The last step before starting training is to prepare a trainer config:
_target_: pytorch_lightning.Trainer
accelerator: 'gpu'
devices: 1
min_epochs: 1
max_epochs: 5
# ckpt path
resume_from_checkpoint: null
And then you can create a Pytorch lightning Trainer to manage the whole training process:
import hydra
from omegaconf import DictConfig
from pytorch_lightning import (
LightningDataModule,
LightningModule,
Trainer,
)
# To introduce hydra config files
@hydra.main(version_base="1.2", config_path="configs/", config_name="train.yaml")
def train(config: DictConfig):
# Init datamodule
datamodule: LightningDataModule = hydra.utils.instantiate(config.datamodule)
# Init lightning model
model: LightningModule = hydra.utils.instantiate(config.model)
# Init Trainer
trainer: Trainer = hydra.utils.instantiate(
config.trainer, callbacks=callbacks, logger=logger, _convert_="partial"
)
# To train the model
trainer.fit(model=model, datamodule=datamodule)
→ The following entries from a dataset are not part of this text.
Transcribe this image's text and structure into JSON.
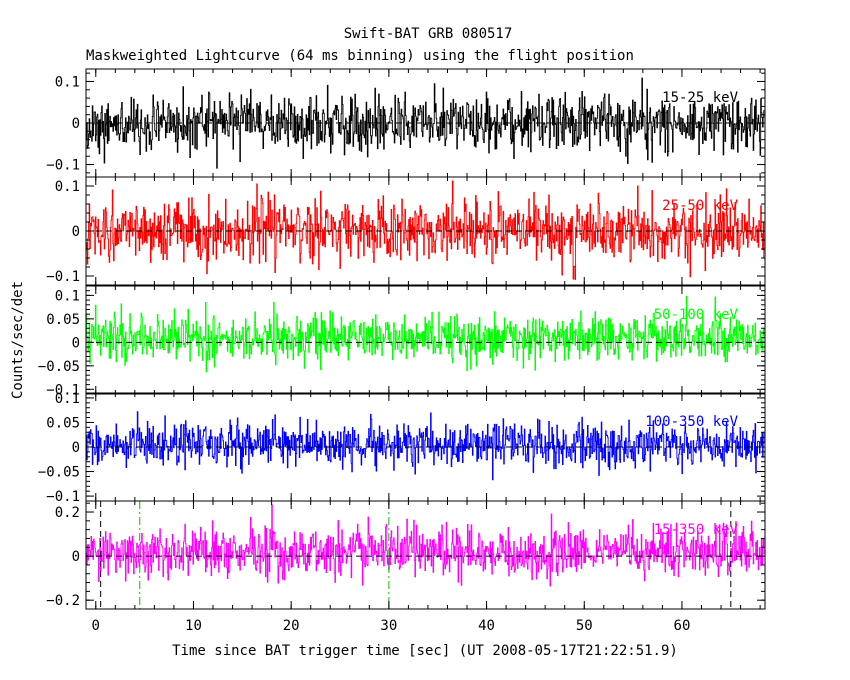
{
  "chart_data": {
    "type": "line",
    "title": "Swift-BAT GRB 080517",
    "subtitle": "Maskweighted Lightcurve (64 ms binning) using the flight position",
    "xlabel": "Time since BAT trigger time [sec] (UT 2008-05-17T21:22:51.9)",
    "ylabel": "Counts/sec/det",
    "xlim": [
      -1,
      68.5
    ],
    "xticks": [
      0,
      10,
      20,
      30,
      40,
      50,
      60
    ],
    "grid": false,
    "bin_width_sec": 0.064,
    "panels": [
      {
        "band": "15-25 keV",
        "color": "#000000",
        "ylim": [
          -0.13,
          0.13
        ],
        "yticks": [
          -0.1,
          0,
          0.1
        ],
        "ytick_labels": [
          "−0.1",
          "0",
          "0.1"
        ],
        "noise_sigma": 0.032,
        "series": [
          {
            "name": "15-25 keV",
            "mean": 0.0
          }
        ]
      },
      {
        "band": "25-50 keV",
        "color": "#ff0000",
        "ylim": [
          -0.12,
          0.12
        ],
        "yticks": [
          -0.1,
          0,
          0.1
        ],
        "ytick_labels": [
          "−0.1",
          "0",
          "0.1"
        ],
        "noise_sigma": 0.033,
        "series": [
          {
            "name": "25-50 keV",
            "mean": 0.0
          }
        ]
      },
      {
        "band": "50-100 keV",
        "color": "#00ff00",
        "ylim": [
          -0.11,
          0.12
        ],
        "yticks": [
          -0.1,
          -0.05,
          0,
          0.05,
          0.1
        ],
        "ytick_labels": [
          "−0.1",
          "−0.05",
          "0",
          "0.05",
          "0.1"
        ],
        "noise_sigma": 0.024,
        "series": [
          {
            "name": "50-100 keV",
            "mean": 0.01
          }
        ]
      },
      {
        "band": "100-350 keV",
        "color": "#0000ff",
        "ylim": [
          -0.11,
          0.11
        ],
        "yticks": [
          -0.1,
          -0.05,
          0,
          0.05,
          0.1
        ],
        "ytick_labels": [
          "−0.1",
          "−0.05",
          "0",
          "0.05",
          "0.1"
        ],
        "noise_sigma": 0.022,
        "series": [
          {
            "name": "100-350 keV",
            "mean": 0.005
          }
        ]
      },
      {
        "band": "15-350 keV",
        "color": "#ff00ff",
        "ylim": [
          -0.24,
          0.25
        ],
        "yticks": [
          -0.2,
          0,
          0.2
        ],
        "ytick_labels": [
          "−0.2",
          "0",
          "0.2"
        ],
        "noise_sigma": 0.055,
        "series": [
          {
            "name": "15-350 keV",
            "mean": 0.02
          }
        ],
        "markers": [
          {
            "kind": "black-dashed",
            "x": 0.5
          },
          {
            "kind": "green-dashdot",
            "x": 4.5
          },
          {
            "kind": "green-dashdot",
            "x": 30.0
          },
          {
            "kind": "black-dashed",
            "x": 65.0
          }
        ]
      }
    ]
  }
}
Finally, you can choose your config files and train your model with the command line:
python train.py trainer=gpu datamodule=dataconfig model=modelconfig
How to build a pipeline for a new task
As SciAssist aims to serve users, you need to write a pipeline easy to use.
The pipelines are stored in src/pipelines.
For convenience, we don’t use hydra in a pipeline.
So simply create a xx.py file, in which you load a model and define functions which can be directly used:
model = BertTokenClassifier(
model_checkpoint="allenai/scibert_scivocab_uncased",
output_size=13,
cache_dir=BASE_CACHE_DIR
)
model.load_state_dict(torch.load("models/default/scibert-uncased.pt"))
model.eval()
def predict(...):
return results
And in this example we hope it can be imported with:
Other points
Default directories
For convenient management, we set some default value as follows.
src/: all source codes
configs/: hydra config files
bin/: third-party toolkits
data/: datasets
models/: models or checkpoints we trained
.cache/: cached files such as models loaded from huggingface
logs/: experiment logs
scripts/: quickstart
Some files such as experimental logs and checkpoints don’t need to be commited to the repo.